Mathäus zückte seinen Geldbeutel und bezahlte das Horn. Als die Händlerin wieder verschwunden war, verschenkte er es an einen pockengesichtigen Knaben, der bettelnd auf einer Mauer kauerte. Dann sah er Chlodwig streng an und hob drohend einen Finger. „Du bleibst hier sitzen, verstanden?“
Chlodwig leckte schmatzend sein Maul.
Mathäus reihte sich in die Menge derer ein, die in den Dom drängten. Nach einer Weile fand er sich im Oktogon der Pfalzkapelle wieder, wo trotz des Andrangs ehrfurchtsvolles Schweigen herrschte. Er bewunderte die prächtigen Schreine, die kostbaren Figuren und die mächtigen Säulen. Über alldem schwebte erhaben das himmlische Jerusalem in Form eines riesigen Kronleuchters, den Kaiser Barbarossa einst dem Stift vermacht hatte. Auf dem oberen Umgang des Oktogons war der marmorne Thron der deutschen Könige zu erkennen, auf dem jeder Herrscher für die Dauer eines Vaterunsers gesessen haben musste, um für das Königtum legitimiert zu sein. Noch vor kurzem hatte dort der junge Karl gethront, und Mathäus bedauerte, dass er nicht Zeuge dieses historischen Augenblicks hatte sein können. Nicht ohne Neid hatte er Rikalts begeisterter Schilderung gelauscht. Gleichwohl war er sich darüber im Klaren, dass er als bürgerlicher Dorfherr eines entfernten Kuhdorfs hier fehl am Platz gewesen wäre.
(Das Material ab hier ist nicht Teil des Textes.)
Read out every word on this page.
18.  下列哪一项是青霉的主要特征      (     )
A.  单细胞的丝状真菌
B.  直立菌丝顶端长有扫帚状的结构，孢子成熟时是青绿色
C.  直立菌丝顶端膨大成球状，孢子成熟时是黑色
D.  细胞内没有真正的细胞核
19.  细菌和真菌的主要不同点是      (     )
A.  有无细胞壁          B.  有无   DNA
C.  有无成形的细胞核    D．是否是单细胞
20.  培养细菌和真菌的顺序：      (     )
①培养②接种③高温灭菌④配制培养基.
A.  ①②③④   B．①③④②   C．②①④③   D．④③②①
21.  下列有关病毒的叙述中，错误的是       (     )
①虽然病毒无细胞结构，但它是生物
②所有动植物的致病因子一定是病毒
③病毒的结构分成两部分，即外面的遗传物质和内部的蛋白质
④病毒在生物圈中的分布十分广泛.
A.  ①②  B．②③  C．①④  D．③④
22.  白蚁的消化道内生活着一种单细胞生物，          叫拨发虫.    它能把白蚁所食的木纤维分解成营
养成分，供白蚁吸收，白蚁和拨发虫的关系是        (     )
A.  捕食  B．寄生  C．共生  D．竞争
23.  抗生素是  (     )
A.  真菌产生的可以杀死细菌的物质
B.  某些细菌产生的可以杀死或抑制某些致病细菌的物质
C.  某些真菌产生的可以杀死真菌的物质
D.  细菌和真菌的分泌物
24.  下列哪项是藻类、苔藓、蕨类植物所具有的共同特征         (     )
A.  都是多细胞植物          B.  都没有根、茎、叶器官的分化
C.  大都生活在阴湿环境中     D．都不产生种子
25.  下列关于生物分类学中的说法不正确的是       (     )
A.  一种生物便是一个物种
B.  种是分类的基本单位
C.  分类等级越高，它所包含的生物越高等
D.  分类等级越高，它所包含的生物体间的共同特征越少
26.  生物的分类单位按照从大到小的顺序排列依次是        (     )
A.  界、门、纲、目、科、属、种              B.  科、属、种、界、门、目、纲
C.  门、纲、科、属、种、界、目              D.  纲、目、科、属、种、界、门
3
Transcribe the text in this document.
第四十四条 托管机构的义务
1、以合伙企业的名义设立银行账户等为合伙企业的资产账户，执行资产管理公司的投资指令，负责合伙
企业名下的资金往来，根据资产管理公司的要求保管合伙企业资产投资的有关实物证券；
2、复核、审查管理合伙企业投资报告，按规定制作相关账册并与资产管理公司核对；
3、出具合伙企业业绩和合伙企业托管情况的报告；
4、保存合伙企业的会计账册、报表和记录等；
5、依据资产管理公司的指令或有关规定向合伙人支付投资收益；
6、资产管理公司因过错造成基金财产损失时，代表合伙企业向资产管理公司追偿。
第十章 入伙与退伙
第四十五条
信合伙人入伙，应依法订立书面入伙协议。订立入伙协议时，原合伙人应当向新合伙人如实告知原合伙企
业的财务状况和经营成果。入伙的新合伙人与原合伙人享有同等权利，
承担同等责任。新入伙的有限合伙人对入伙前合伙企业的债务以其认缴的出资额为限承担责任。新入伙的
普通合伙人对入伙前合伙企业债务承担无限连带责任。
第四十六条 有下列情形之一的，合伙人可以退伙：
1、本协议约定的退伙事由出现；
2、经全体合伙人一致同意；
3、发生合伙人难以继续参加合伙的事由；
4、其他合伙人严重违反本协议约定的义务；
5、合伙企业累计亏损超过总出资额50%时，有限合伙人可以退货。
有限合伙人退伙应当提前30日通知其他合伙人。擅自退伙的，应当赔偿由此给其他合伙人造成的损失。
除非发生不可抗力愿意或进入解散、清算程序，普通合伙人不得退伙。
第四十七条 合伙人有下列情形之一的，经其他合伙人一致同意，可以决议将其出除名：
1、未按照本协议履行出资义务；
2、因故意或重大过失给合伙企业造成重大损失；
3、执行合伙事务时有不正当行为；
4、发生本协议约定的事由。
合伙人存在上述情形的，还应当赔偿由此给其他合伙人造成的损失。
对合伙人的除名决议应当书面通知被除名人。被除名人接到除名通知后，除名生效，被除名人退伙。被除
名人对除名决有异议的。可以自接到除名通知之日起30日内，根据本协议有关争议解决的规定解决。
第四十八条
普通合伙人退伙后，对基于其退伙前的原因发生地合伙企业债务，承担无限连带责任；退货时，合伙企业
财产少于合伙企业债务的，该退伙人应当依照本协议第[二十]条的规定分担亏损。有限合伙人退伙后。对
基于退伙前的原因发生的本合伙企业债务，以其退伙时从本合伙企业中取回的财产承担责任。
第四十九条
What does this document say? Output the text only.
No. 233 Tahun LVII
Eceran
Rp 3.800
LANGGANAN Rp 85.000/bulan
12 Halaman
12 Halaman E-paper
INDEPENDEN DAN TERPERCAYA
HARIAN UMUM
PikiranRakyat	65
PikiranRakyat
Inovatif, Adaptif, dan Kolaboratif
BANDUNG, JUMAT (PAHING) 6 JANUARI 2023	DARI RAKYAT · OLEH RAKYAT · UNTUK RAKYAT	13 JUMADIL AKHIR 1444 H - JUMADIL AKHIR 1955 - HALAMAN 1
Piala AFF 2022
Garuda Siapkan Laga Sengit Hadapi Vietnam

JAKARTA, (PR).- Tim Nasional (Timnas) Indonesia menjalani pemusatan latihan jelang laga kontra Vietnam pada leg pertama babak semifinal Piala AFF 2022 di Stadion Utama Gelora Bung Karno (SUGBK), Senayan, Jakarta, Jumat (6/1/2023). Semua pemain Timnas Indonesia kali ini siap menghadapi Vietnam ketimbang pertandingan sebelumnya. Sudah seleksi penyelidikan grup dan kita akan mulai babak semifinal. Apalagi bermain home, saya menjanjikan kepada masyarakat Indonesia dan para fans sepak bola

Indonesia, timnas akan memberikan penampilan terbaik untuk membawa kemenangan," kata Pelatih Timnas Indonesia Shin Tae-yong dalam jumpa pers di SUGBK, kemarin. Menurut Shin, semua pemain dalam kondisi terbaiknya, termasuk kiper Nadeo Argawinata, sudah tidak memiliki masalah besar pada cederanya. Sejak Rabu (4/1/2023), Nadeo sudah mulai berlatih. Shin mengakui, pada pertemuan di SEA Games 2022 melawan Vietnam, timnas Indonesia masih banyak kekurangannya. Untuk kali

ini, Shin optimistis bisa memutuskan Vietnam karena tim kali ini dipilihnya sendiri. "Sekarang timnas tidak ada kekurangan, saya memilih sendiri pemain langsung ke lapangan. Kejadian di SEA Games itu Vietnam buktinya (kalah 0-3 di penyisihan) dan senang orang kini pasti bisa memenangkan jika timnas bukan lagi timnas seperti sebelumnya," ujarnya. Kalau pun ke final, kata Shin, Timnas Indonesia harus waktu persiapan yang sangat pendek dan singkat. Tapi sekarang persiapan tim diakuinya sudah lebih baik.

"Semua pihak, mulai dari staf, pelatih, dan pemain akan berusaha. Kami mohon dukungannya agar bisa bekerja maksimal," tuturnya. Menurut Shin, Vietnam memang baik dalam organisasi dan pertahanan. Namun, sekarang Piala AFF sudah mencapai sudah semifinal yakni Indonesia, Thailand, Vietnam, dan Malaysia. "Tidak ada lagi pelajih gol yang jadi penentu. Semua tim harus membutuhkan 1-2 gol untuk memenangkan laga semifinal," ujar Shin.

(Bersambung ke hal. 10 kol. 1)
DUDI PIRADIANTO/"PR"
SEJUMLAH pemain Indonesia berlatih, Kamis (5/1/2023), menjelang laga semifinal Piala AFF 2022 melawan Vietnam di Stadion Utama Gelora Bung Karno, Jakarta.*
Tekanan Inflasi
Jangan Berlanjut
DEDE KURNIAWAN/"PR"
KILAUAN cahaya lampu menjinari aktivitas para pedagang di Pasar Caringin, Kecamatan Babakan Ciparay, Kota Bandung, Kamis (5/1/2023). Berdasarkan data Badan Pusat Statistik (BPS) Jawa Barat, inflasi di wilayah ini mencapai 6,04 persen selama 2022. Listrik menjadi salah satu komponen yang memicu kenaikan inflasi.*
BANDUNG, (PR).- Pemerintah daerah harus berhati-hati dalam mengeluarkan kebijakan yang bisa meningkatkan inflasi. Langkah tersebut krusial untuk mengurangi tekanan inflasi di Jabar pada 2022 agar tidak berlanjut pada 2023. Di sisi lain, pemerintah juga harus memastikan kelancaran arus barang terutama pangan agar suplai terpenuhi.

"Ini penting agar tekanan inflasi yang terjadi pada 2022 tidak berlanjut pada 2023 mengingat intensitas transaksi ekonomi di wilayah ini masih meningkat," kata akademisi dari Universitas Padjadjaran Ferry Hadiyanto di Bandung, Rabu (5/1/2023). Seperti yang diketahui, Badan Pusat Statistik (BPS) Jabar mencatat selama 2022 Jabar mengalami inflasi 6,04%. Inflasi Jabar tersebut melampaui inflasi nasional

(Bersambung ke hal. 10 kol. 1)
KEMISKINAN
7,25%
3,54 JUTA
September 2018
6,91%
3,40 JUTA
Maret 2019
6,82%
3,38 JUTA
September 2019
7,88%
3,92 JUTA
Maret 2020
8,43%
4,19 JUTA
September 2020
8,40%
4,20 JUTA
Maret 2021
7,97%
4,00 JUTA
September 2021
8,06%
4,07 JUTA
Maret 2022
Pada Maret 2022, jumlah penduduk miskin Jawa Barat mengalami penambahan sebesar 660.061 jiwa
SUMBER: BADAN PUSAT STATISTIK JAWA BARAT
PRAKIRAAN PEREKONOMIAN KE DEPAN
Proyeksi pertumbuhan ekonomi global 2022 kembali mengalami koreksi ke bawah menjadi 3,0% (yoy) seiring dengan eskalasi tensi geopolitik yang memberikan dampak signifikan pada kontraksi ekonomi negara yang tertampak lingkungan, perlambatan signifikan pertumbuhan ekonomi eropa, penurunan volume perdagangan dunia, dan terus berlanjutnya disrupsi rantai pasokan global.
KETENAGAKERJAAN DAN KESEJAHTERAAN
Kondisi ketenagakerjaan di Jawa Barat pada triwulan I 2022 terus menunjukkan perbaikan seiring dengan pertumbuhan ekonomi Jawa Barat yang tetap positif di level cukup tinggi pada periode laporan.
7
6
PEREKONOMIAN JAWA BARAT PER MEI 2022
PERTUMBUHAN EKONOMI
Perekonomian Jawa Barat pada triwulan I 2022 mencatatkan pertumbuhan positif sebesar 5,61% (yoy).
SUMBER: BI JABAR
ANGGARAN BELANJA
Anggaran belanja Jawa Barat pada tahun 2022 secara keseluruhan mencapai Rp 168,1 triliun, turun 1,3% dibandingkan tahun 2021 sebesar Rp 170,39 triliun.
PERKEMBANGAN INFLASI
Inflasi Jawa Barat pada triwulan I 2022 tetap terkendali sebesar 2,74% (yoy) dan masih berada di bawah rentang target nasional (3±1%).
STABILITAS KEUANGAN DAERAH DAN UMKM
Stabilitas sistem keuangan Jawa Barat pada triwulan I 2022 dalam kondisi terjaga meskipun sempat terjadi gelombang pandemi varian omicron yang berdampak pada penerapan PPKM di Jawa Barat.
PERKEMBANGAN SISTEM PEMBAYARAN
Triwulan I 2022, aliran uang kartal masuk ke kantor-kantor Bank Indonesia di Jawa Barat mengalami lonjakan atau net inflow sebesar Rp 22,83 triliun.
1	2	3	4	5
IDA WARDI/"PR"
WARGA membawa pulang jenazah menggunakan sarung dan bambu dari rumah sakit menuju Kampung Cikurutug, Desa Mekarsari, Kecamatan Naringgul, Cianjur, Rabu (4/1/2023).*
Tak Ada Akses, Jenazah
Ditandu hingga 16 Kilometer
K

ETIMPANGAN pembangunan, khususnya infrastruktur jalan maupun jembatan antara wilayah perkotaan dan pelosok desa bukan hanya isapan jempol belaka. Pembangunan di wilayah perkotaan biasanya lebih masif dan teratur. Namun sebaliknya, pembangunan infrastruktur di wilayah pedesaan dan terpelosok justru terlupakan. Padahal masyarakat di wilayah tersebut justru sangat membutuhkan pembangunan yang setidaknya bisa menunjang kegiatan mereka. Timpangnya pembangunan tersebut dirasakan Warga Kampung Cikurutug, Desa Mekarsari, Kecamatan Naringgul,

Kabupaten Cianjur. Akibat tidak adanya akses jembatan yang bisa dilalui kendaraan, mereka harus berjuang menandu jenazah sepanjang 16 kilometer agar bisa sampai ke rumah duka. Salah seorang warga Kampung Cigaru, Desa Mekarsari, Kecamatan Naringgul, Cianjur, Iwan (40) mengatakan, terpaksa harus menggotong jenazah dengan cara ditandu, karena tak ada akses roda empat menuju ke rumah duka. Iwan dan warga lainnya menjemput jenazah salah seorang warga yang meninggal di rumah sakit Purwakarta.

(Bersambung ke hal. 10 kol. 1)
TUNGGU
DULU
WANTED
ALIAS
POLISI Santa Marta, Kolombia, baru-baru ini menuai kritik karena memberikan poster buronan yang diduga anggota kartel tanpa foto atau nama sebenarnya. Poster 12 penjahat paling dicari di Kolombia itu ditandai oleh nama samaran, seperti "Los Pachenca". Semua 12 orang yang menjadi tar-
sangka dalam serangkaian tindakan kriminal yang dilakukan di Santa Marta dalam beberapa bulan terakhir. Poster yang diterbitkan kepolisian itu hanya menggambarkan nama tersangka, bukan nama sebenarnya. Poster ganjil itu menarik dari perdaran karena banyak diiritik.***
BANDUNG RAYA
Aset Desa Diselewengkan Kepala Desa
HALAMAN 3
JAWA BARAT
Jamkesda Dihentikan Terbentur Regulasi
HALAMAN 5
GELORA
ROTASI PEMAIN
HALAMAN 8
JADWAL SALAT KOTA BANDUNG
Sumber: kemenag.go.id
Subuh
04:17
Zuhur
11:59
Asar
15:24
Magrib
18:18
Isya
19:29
„Ein Pestkranker!“, hallte eine helle Stimme durch den Dom.
Mathäus erhaschte einen Blick auf den Rufer, der in seiner unmittelbaren Nähe stand: der sommersprossige, grinsende Knabe machte sich jedoch augenblicklich aus dem Staub. Mit der Ruhe zwischen den heiligen Wänden freilich war es nun vorbei. Die Leute schrien und fuchtelten, drängelten voller Panik durch das große bronzene Portal nach draußen, wo sie auf die Front der Wartenden prallten.
„Ruhig bleiben, Leute“, rief Mathäus, „jemand hat sich einen schlechten Scherz erlaubt!“
Niemand hörte auf ihn. Der Dorfherr half zwei älteren Frauen, die der Mob niedergetrampelt hatte, wieder auf die Beine. Endlich trat er wieder ins Freie. Die Menschen hastetenin alle Richtungen. In der Mitte des Platzes aber saß wie ein Fels in der Brandung Chlodwig, der das Durcheinander um ihn herum unbeeindruckt verfolgte.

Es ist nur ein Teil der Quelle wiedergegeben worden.